Nur gerade drei Tage lang war die iPhone-Applikation «Baby Shaker» im Apple-Store erhältlich. Am Montag kam die Software des Herstellers Sikalosoft in den Handel, am Mittwoch reagierte Apple auf die lauten Proteste und nahm den «Baby Shaker» wieder aus dem App-Store.

Rote Kreuze über den Augen

Wer sich die Software aufs iPhone lud, konnte ein Game von seltener Geschmacklosigkeit spielen: Auf dem Display erschienen weinende, schwarz-weiss gezeichnete Babys, die durch Schütteln des iPhones zum Schweigen gebracht werden mussten. Schüttelte man lange und kräftig genug, wurde das Baby still und über seinen Augen erschienen rote Kreuze.

Was auf dem iPhone als Spiel daherkommt, ist in der wirklichen Welt bittere Realität: Das so genannte Schütteltrauma gilt als häufigste Todesursache bei körperlicher Kindesmisshandlung. Babys, die das Schütteln überleben, tragen oft bleibende Behinderungen davon. Kein Wunder, wurde Protest laut: So verurteilten laut einem Bericht der «New York Times» Organisationen wie das «Sarah Jane Brain Foundation» oder das «National Center on Shaken Baby Syndrome» das iPhone-Game aufs Schärfste.
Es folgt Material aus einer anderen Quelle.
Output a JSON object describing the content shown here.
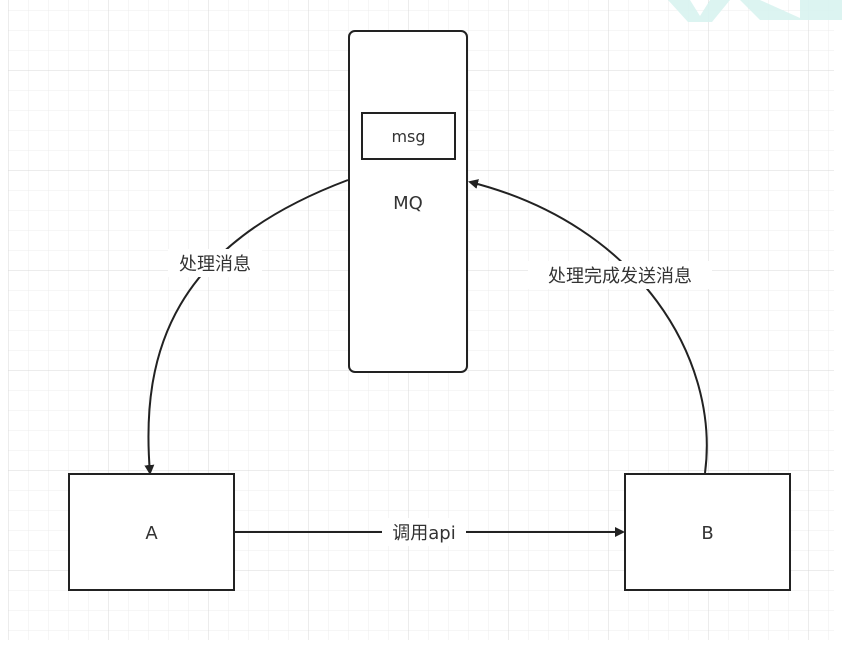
{
  "diagram": {
    "nodes": {
      "mq": {
        "label": "MQ",
        "inner_label": "msg"
      },
      "a": {
        "label": "A"
      },
      "b": {
        "label": "B"
      }
    },
    "edges": {
      "mq_to_a": {
        "label": "处理消息"
      },
      "b_to_mq": {
        "label": "处理完成发送消息"
      },
      "a_to_b": {
        "label": "调用api"
      }
    }
  },
  "colors": {
    "stroke": "#222222",
    "text": "#333333",
    "grid_minor": "#ececec",
    "grid_major": "#d9d9d9",
    "watermark": "#d8f3f0"
  }
}
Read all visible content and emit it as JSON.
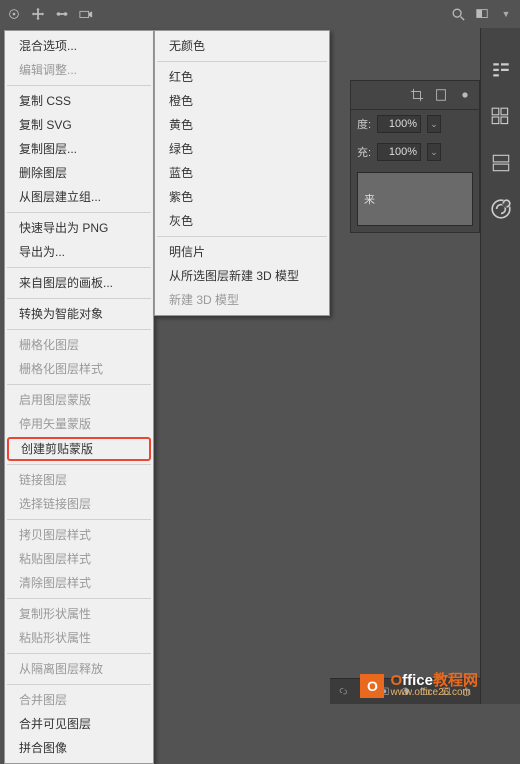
{
  "toolbar": {},
  "panel": {
    "opacity_label": "度:",
    "opacity_value": "100%",
    "fill_label": "充:",
    "fill_value": "100%",
    "layer_partial_text": "来"
  },
  "menu": {
    "items": [
      {
        "label": "混合选项...",
        "disabled": false
      },
      {
        "label": "编辑调整...",
        "disabled": true
      },
      {
        "sep": true
      },
      {
        "label": "复制 CSS",
        "disabled": false
      },
      {
        "label": "复制 SVG",
        "disabled": false
      },
      {
        "label": "复制图层...",
        "disabled": false
      },
      {
        "label": "删除图层",
        "disabled": false
      },
      {
        "label": "从图层建立组...",
        "disabled": false
      },
      {
        "sep": true
      },
      {
        "label": "快速导出为 PNG",
        "disabled": false
      },
      {
        "label": "导出为...",
        "disabled": false
      },
      {
        "sep": true
      },
      {
        "label": "来自图层的画板...",
        "disabled": false
      },
      {
        "sep": true
      },
      {
        "label": "转换为智能对象",
        "disabled": false
      },
      {
        "sep": true
      },
      {
        "label": "栅格化图层",
        "disabled": true
      },
      {
        "label": "栅格化图层样式",
        "disabled": true
      },
      {
        "sep": true
      },
      {
        "label": "启用图层蒙版",
        "disabled": true
      },
      {
        "label": "停用矢量蒙版",
        "disabled": true
      },
      {
        "label": "创建剪贴蒙版",
        "disabled": false,
        "highlight": true
      },
      {
        "sep": true
      },
      {
        "label": "链接图层",
        "disabled": true
      },
      {
        "label": "选择链接图层",
        "disabled": true
      },
      {
        "sep": true
      },
      {
        "label": "拷贝图层样式",
        "disabled": true
      },
      {
        "label": "粘贴图层样式",
        "disabled": true
      },
      {
        "label": "清除图层样式",
        "disabled": true
      },
      {
        "sep": true
      },
      {
        "label": "复制形状属性",
        "disabled": true
      },
      {
        "label": "粘贴形状属性",
        "disabled": true
      },
      {
        "sep": true
      },
      {
        "label": "从隔离图层释放",
        "disabled": true
      },
      {
        "sep": true
      },
      {
        "label": "合并图层",
        "disabled": true
      },
      {
        "label": "合并可见图层",
        "disabled": false
      },
      {
        "label": "拼合图像",
        "disabled": false
      }
    ]
  },
  "submenu": {
    "items": [
      {
        "label": "无颜色",
        "disabled": false
      },
      {
        "sep": true
      },
      {
        "label": "红色",
        "disabled": false
      },
      {
        "label": "橙色",
        "disabled": false
      },
      {
        "label": "黄色",
        "disabled": false
      },
      {
        "label": "绿色",
        "disabled": false
      },
      {
        "label": "蓝色",
        "disabled": false
      },
      {
        "label": "紫色",
        "disabled": false
      },
      {
        "label": "灰色",
        "disabled": false
      },
      {
        "sep": true
      },
      {
        "label": "明信片",
        "disabled": false
      },
      {
        "label": "从所选图层新建 3D 模型",
        "disabled": false
      },
      {
        "label": "新建 3D 模型",
        "disabled": true
      }
    ]
  },
  "watermark": {
    "brand_prefix": "O",
    "brand_suffix": "ffice",
    "brand_cn": "教程网",
    "url": "www.office26.com",
    "badge": "O"
  }
}
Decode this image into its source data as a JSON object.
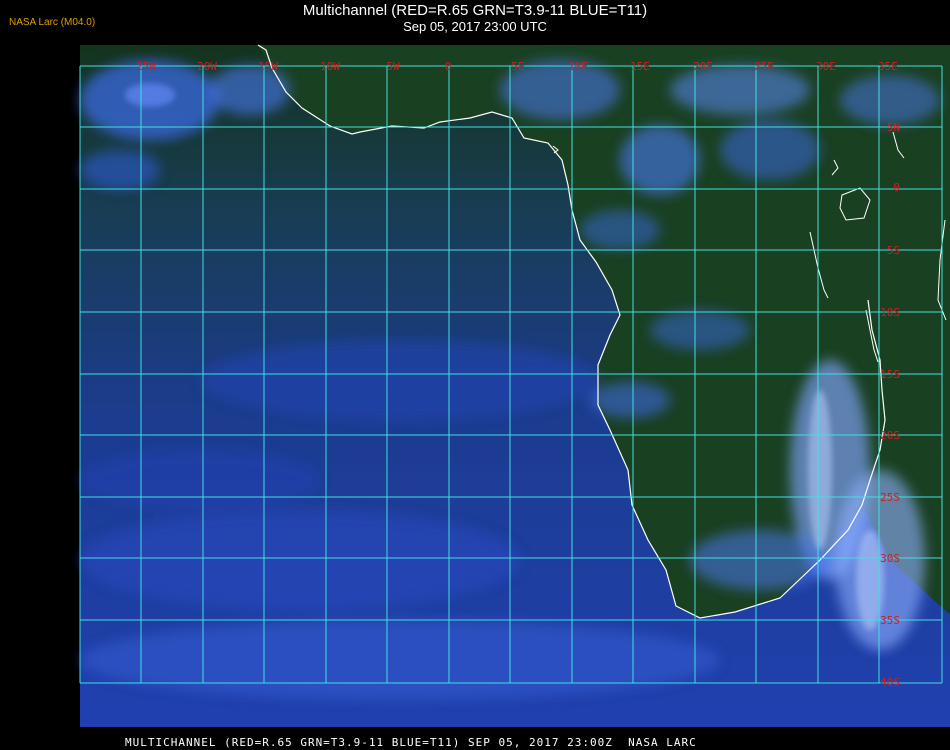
{
  "header": {
    "title": "Multichannel (RED=R.65 GRN=T3.9-11 BLUE=T11)",
    "subtitle": "Sep 05, 2017 23:00 UTC",
    "badge": "NASA Larc (M04.0)"
  },
  "footer": {
    "text": "MULTICHANNEL (RED=R.65 GRN=T3.9-11 BLUE=T11) SEP 05, 2017 23:00Z  NASA LARC"
  },
  "map": {
    "lon_labels": [
      "25W",
      "20W",
      "15W",
      "10W",
      "5W",
      "0",
      "5E",
      "10E",
      "15E",
      "20E",
      "25E",
      "30E",
      "35E"
    ],
    "lat_labels": [
      "5N",
      "0",
      "5S",
      "10S",
      "15S",
      "20S",
      "25S",
      "30S",
      "35S",
      "40S"
    ],
    "colors": {
      "grid": "#40e0e0",
      "label": "#cc2020",
      "coast": "#ffffff",
      "ocean": "#1c3c98",
      "land": "#1a3f22",
      "cloud": "#4a78f0",
      "high_cloud": "#8fb0ff"
    }
  }
}
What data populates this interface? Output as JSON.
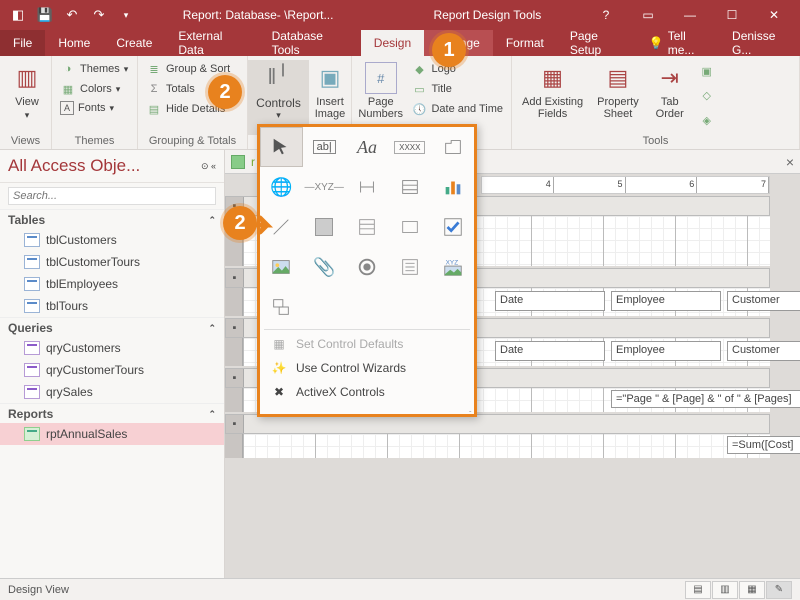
{
  "titlebar": {
    "doc_title": "Report: Database- \\Report...",
    "tools_title": "Report Design Tools"
  },
  "tabs": {
    "file": "File",
    "home": "Home",
    "create": "Create",
    "external": "External Data",
    "dbtools": "Database Tools",
    "design": "Design",
    "arrange": "Arrange",
    "format": "Format",
    "pagesetup": "Page Setup"
  },
  "tell_me": "Tell me...",
  "user": "Denisse G...",
  "ribbon": {
    "views": {
      "label": "View",
      "group": "Views"
    },
    "themes": {
      "themes": "Themes",
      "colors": "Colors",
      "fonts": "Fonts",
      "group": "Themes"
    },
    "grouping": {
      "groupsort": "Group & Sort",
      "totals": "Totals",
      "hide": "Hide Details",
      "group": "Grouping & Totals"
    },
    "controls": {
      "label": "Controls"
    },
    "insert_image": "Insert\nImage",
    "page_numbers": "Page\nNumbers",
    "headerfooter": {
      "logo": "Logo",
      "title": "Title",
      "datetime": "Date and Time"
    },
    "tools": {
      "addfields": "Add Existing\nFields",
      "propsheet": "Property\nSheet",
      "taborder": "Tab\nOrder",
      "group": "Tools"
    }
  },
  "nav": {
    "header": "All Access Obje...",
    "search_placeholder": "Search...",
    "sections": {
      "tables": "Tables",
      "queries": "Queries",
      "reports": "Reports"
    },
    "tables": [
      "tblCustomers",
      "tblCustomerTours",
      "tblEmployees",
      "tblTours"
    ],
    "queries": [
      "qryCustomers",
      "qryCustomerTours",
      "qrySales"
    ],
    "reports": [
      "rptAnnualSales"
    ]
  },
  "doc_tab": "r",
  "design_sections": {
    "pagehdr": "",
    "detail": "",
    "pagefoot": "",
    "reportfoot": ""
  },
  "fields": {
    "date1": "Date",
    "emp1": "Employee",
    "cust1": "Customer",
    "date2": "Date",
    "emp2": "Employee",
    "cust2": "Customer",
    "pageexpr": "=\"Page \" & [Page] & \" of \" & [Pages]",
    "sumexpr": "=Sum([Cost]"
  },
  "dropdown": {
    "set_defaults": "Set Control Defaults",
    "wizards": "Use Control Wizards",
    "activex": "ActiveX Controls"
  },
  "callouts": {
    "c1": "1",
    "c2a": "2",
    "c2b": "2"
  },
  "status": {
    "mode": "Design View"
  }
}
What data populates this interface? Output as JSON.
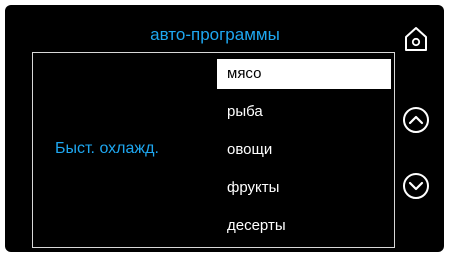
{
  "header": {
    "title": "авто-программы"
  },
  "mode": {
    "label": "Быст. охлажд."
  },
  "menu": {
    "items": [
      {
        "label": "мясо",
        "selected": true
      },
      {
        "label": "рыба",
        "selected": false
      },
      {
        "label": "овощи",
        "selected": false
      },
      {
        "label": "фрукты",
        "selected": false
      },
      {
        "label": "десерты",
        "selected": false
      }
    ]
  },
  "controls": {
    "home_icon": "home-icon",
    "up_icon": "chevron-up-circle-icon",
    "down_icon": "chevron-down-circle-icon"
  },
  "colors": {
    "accent": "#1ea7f0",
    "background": "#000000",
    "text": "#ffffff",
    "selected_bg": "#ffffff",
    "selected_text": "#000000"
  }
}
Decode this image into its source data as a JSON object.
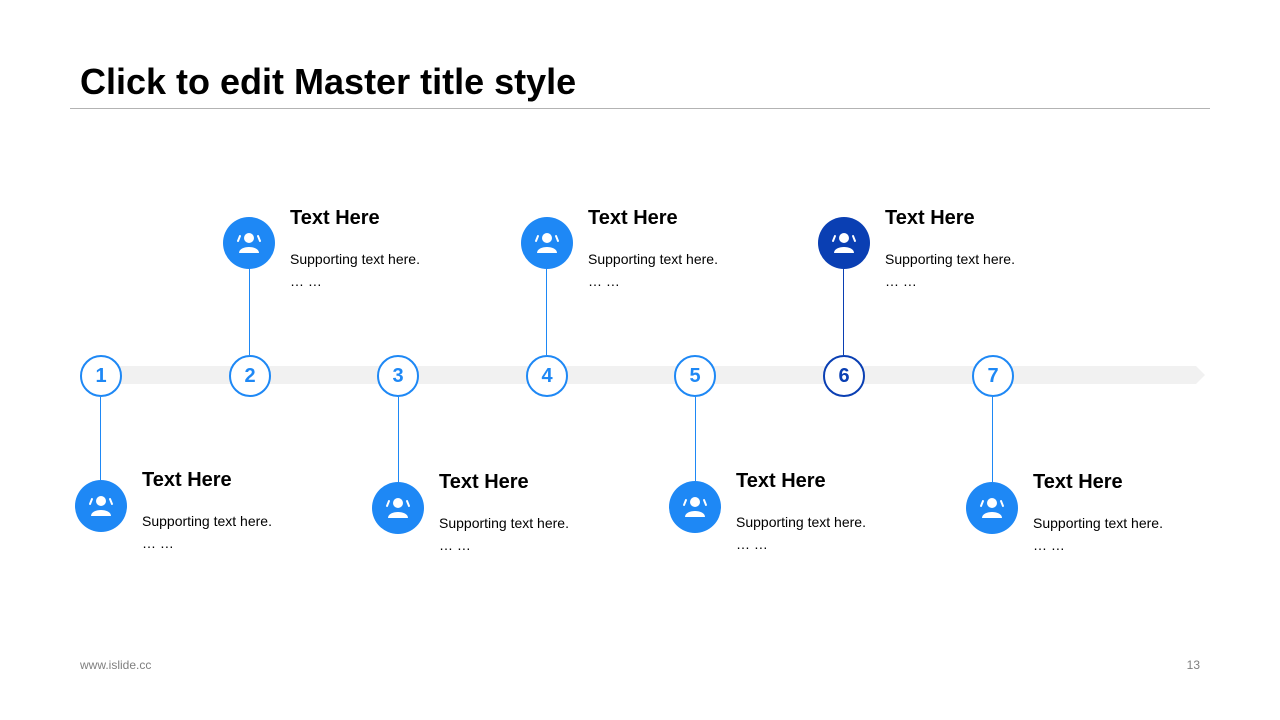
{
  "slide": {
    "title": "Click to edit Master title style",
    "footer_url": "www.islide.cc",
    "page_number": "13"
  },
  "timeline": {
    "nodes": [
      {
        "number": "1",
        "color": "#1e88f5"
      },
      {
        "number": "2",
        "color": "#1e88f5"
      },
      {
        "number": "3",
        "color": "#1e88f5"
      },
      {
        "number": "4",
        "color": "#1e88f5"
      },
      {
        "number": "5",
        "color": "#1e88f5"
      },
      {
        "number": "6",
        "color": "#0a3fb3"
      },
      {
        "number": "7",
        "color": "#1e88f5"
      }
    ],
    "cards": [
      {
        "heading": "Text Here",
        "body": "Supporting text here.",
        "ellipsis": "… …",
        "icon": "user-group-icon"
      },
      {
        "heading": "Text Here",
        "body": "Supporting text here.",
        "ellipsis": "… …",
        "icon": "user-group-icon"
      },
      {
        "heading": "Text Here",
        "body": "Supporting text here.",
        "ellipsis": "… …",
        "icon": "user-group-icon"
      },
      {
        "heading": "Text Here",
        "body": "Supporting text here.",
        "ellipsis": "… …",
        "icon": "user-group-icon"
      },
      {
        "heading": "Text Here",
        "body": "Supporting text here.",
        "ellipsis": "… …",
        "icon": "user-group-icon"
      },
      {
        "heading": "Text Here",
        "body": "Supporting text here.",
        "ellipsis": "… …",
        "icon": "user-group-icon"
      },
      {
        "heading": "Text Here",
        "body": "Supporting text here.",
        "ellipsis": "… …",
        "icon": "user-group-icon"
      }
    ]
  },
  "colors": {
    "accent": "#1e88f5",
    "highlight": "#0a3fb3",
    "track": "#f1f1f1"
  }
}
Patrick Donahue, Gründer der «Sarah Jane Brain Foundation», schrieb Apple-Chef Steve Jobs gemäss der britischen Zeitung «Telegraph»: «Als Vater einer Dreijährigen, die im Alter von erst fünf Tagen von der Säuglingsschwester geschüttelt wurde, was ihr drei Rippen und beide Schlüsselbeine brach und schwere Hirnverletzungen verursachte, kann ich meine Empfindungen nicht in Worte fassen.»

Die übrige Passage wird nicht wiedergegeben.